Er schaute ihr nach und wartete, dass sie wiederkam. Nach ca. 20 Minuten kam sie wieder vorbei, und sie sah ein bisschen angestrengt aus, es war auf ihrem Gesicht zu sehen, dass es nicht einfach war in dieser Kälte zu joggen. Dieses Gesicht erinnerte Johnny an die Lust, den Orgasmus und die Schmerzen, wenn er seine Opfer tötete. Er bekam ein komisches Gefühl, das eine plötzliche Erektion verursachte.
Plötzlich spürte er, wie sein Adrenalin nach oben schoss. Es wurde immer mehr und mehr, seine Anregung und Erregung führten zu noch mehr Mordgedanken, die wiederum die Adrenalinausschüttung noch mehr anregten. Er stand sofort auf, rannte wie verrückt über die Heinrich-Fuhr- Straße, bog in die Heidenreichstraße und rechts in die Gundolfstraße, wo er wohnte. Ohne die Leute zu grüßen, die sich im Flur unterhielten, bewältigte er die 10 Stufen der Treppe bis zur seiner schicken Wohnung wie ein Extremsportler.
Er ging sofort ins Bad, zog sich aus und zwischen seinen Beinen entfaltete sich ein riesiger steif erigierter Penis. Gott hatte ihn gut bestückt, lächelte er böse, als er ihn in seine rechte Hand nahm. Mit der linken Hand sprühte er Massageöl darauf und fing an, kräftig zu onanieren.
Langsam regte er sich auf, denn er hatte nach 15 Minuten immer noch keinen Orgasmus, obwohl er sich schon so konzentrierte, dass sein Kopf platzen könnte. Er versuchte es noch circa 2 Minuten, dann ließ er genervt davon ab, wusch seine Hände und ohne sich zu duschen, wie sonst immer nach dem Sport, zog er sich schnell an.
5 Minuten später war er wieder draußen und eilte zur Bushaltestelle in der Roßdörfer Straße.

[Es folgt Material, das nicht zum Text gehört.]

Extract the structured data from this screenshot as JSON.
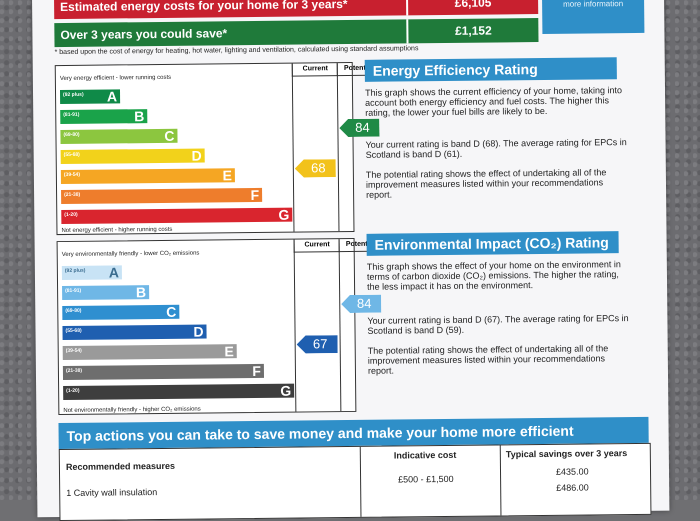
{
  "costs": {
    "estimated_label": "Estimated energy costs for your home for 3 years*",
    "estimated_value": "£6,105",
    "save_label": "Over 3 years you could save*",
    "save_value": "£1,152",
    "side_box": "recommendations report for more information",
    "footnote": "* based upon the cost of energy for heating, hot water, lighting and ventilation, calculated using standard assumptions"
  },
  "energy_chart": {
    "top_caption": "Very energy efficient - lower running costs",
    "bottom_caption": "Not energy efficient - higher running costs",
    "col_current": "Current",
    "col_potential": "Potential",
    "bands": [
      {
        "range": "(92 plus)",
        "letter": "A",
        "color": "#0f8a48",
        "length": 0.2
      },
      {
        "range": "(81-91)",
        "letter": "B",
        "color": "#1aa34a",
        "length": 0.29
      },
      {
        "range": "(69-80)",
        "letter": "C",
        "color": "#8cc63f",
        "length": 0.39
      },
      {
        "range": "(55-68)",
        "letter": "D",
        "color": "#f2d21b",
        "length": 0.48
      },
      {
        "range": "(39-54)",
        "letter": "E",
        "color": "#f5a623",
        "length": 0.58
      },
      {
        "range": "(21-38)",
        "letter": "F",
        "color": "#ee7d2c",
        "length": 0.67
      },
      {
        "range": "(1-20)",
        "letter": "G",
        "color": "#d9252e",
        "length": 0.77
      }
    ],
    "current": {
      "value": "68",
      "band_index": 3,
      "color": "#f2c21b"
    },
    "potential": {
      "value": "84",
      "band_index": 1,
      "color": "#1f8a46"
    }
  },
  "env_chart": {
    "top_caption": "Very environmentally friendly - lower CO₂ emissions",
    "bottom_caption": "Not environmentally friendly - higher CO₂ emissions",
    "col_current": "Current",
    "col_potential": "Potential",
    "bands": [
      {
        "range": "(92 plus)",
        "letter": "A",
        "color": "#c8e3f5",
        "length": 0.2
      },
      {
        "range": "(81-91)",
        "letter": "B",
        "color": "#6fb7e6",
        "length": 0.29
      },
      {
        "range": "(69-80)",
        "letter": "C",
        "color": "#2f8fd0",
        "length": 0.39
      },
      {
        "range": "(55-68)",
        "letter": "D",
        "color": "#1f5fb0",
        "length": 0.48
      },
      {
        "range": "(39-54)",
        "letter": "E",
        "color": "#9a9a9a",
        "length": 0.58
      },
      {
        "range": "(21-38)",
        "letter": "F",
        "color": "#6e6e6e",
        "length": 0.67
      },
      {
        "range": "(1-20)",
        "letter": "G",
        "color": "#3e3e3e",
        "length": 0.77
      }
    ],
    "current": {
      "value": "67",
      "band_index": 3,
      "color": "#1f5fb0"
    },
    "potential": {
      "value": "84",
      "band_index": 1,
      "color": "#6fb7e6"
    }
  },
  "efficiency_text": {
    "heading": "Energy Efficiency Rating",
    "p1": "This graph shows the current efficiency of your home, taking into account both energy efficiency and fuel costs. The higher this rating, the lower your fuel bills are likely to be.",
    "p2": "Your current rating is band D (68). The average rating for EPCs in Scotland is band D (61).",
    "p3": "The potential rating shows the effect of undertaking all of the improvement measures listed within your recommendations report."
  },
  "environment_text": {
    "heading": "Environmental Impact (CO₂) Rating",
    "p1": "This graph shows the effect of your home on the environment in terms of carbon dioxide (CO₂) emissions. The higher the rating, the less impact it has on the environment.",
    "p2": "Your current rating is band D (67). The average rating for EPCs in Scotland is band D (59).",
    "p3": "The potential rating shows the effect of undertaking all of the improvement measures listed within your recommendations report."
  },
  "actions": {
    "heading": "Top actions you can take to save money and make your home more efficient",
    "col_measures": "Recommended measures",
    "col_cost": "Indicative cost",
    "col_savings": "Typical savings over 3 years",
    "rows": [
      {
        "measure": "1 Cavity wall insulation",
        "cost": "£500 - £1,500",
        "saving": "£435.00"
      },
      {
        "measure": "",
        "cost": "",
        "saving": "£486.00"
      }
    ]
  }
}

Eine Minute später saß er im K-Bus. Er wollte noch mit dem nächsten Regionalzug nach Frankfurt am Main fahren. Er saß im Bus und sein ganzer Körper juckte ihn. Er war so wütend. Zuerst wurde er von Dr. Camara abgewimmelt, und jetzt noch von seinem Penis. Warum konnte er nicht einfach so einen Orgasmus bekommen? Warum bekam er überhaupt nur Lust, wenn Schmerzen zu sehen waren? fragte er sich. Er war sichtlich sehr wütend, auch wenn er versuchte, das in der Öffentlichkeit mit einem kleinen Lächeln hier und da zu unterdrücken.
„Du musst es tun, du wertloses Kind, du musst dich revanchieren. Niemand liebt dich, nicht einmal dein Penis. Geh und tu es noch brutaler. Du böser Junge“, sagte wieder diese Stimme, die er der Rebell nannte. Die Stimme klang immer sehr männlich in seinem Ohr.